Über 100 Minuten Fußball

Warum die Nachspielzeit bei dieser WM so lange dauert

21.11.2022, Katar, Doha: Fußball, WM 2022 in Katar, England - Iran, Vorrunde, Gruppe B, Chalifa International Stadion, Die Großbildleinwand zeigt die vierzehnminütige Nachspielzeit am Ende der ersten Halbzeit. Foto: Martin Rickett/PA Wire/dpa +++ dpa-Bildfunk +++
14 Minuten Nachspielzeit - so geschehen beim WM-Spiel Iran gegen England
spf, dpa, Martin Rickett

Der erste (sportliche) Trend der umstrittensten WM der Fußball-Geschichte ist jetzt schon klar erkennbar: Fußballspiele dauern nicht mehr gut 90 Minuten, sondern ziehen sich auch gerne mal über 100 Minuten. Was steckt dahinter?

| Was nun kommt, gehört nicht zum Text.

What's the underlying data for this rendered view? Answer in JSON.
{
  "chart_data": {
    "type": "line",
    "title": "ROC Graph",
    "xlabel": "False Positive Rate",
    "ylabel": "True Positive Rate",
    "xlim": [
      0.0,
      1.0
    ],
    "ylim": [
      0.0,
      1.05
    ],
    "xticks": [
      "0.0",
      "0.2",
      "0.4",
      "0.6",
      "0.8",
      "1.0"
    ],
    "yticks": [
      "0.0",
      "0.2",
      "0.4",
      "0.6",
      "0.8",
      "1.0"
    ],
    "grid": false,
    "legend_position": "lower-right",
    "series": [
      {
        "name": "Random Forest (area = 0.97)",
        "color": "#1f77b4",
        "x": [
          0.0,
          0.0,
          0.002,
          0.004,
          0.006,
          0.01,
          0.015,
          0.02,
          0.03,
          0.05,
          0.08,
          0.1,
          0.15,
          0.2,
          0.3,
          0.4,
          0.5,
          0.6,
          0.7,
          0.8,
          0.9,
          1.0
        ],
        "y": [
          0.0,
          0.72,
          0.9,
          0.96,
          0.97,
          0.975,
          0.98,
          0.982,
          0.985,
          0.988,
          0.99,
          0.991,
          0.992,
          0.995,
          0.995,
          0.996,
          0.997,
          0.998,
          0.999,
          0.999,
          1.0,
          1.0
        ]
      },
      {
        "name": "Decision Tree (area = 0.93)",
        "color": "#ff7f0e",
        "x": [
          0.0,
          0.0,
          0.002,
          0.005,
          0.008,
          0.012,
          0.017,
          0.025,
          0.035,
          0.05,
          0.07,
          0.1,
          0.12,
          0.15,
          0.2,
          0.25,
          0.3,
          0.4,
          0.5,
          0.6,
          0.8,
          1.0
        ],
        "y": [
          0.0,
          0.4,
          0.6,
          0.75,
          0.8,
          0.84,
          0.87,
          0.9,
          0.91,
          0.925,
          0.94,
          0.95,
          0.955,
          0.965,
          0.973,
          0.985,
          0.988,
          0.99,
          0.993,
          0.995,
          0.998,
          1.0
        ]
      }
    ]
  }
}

Rekordspiele bei der WM 2022

Zuschauer des WM-Spiels England gegen Iran wurde Zeugen eines historischen Ereignisses. Das 6:2 der Three Lions gegen den Iran erstreckte sich von An- bis Abpfiff über sagenhafte 117 Minuten. 14 Minuten Extrazeit in der ersten Hälfte, zehn in der zweiten, die dann auch nochmal gesprengt wurde. Das Tor des Iraners Mehdi Taremi fiel gar in der 13. Minute der Nachspielzeit. Statistiker haben nachgeguckt: So spät fiel seit Einführung der detaillierten Statistik 1966 noch nie ein Tor bei einer WM. Das Tor des Niederländers Davy Klaassen (90.+9) war das zweitspäteste. Es fiel auch an diesem Montag.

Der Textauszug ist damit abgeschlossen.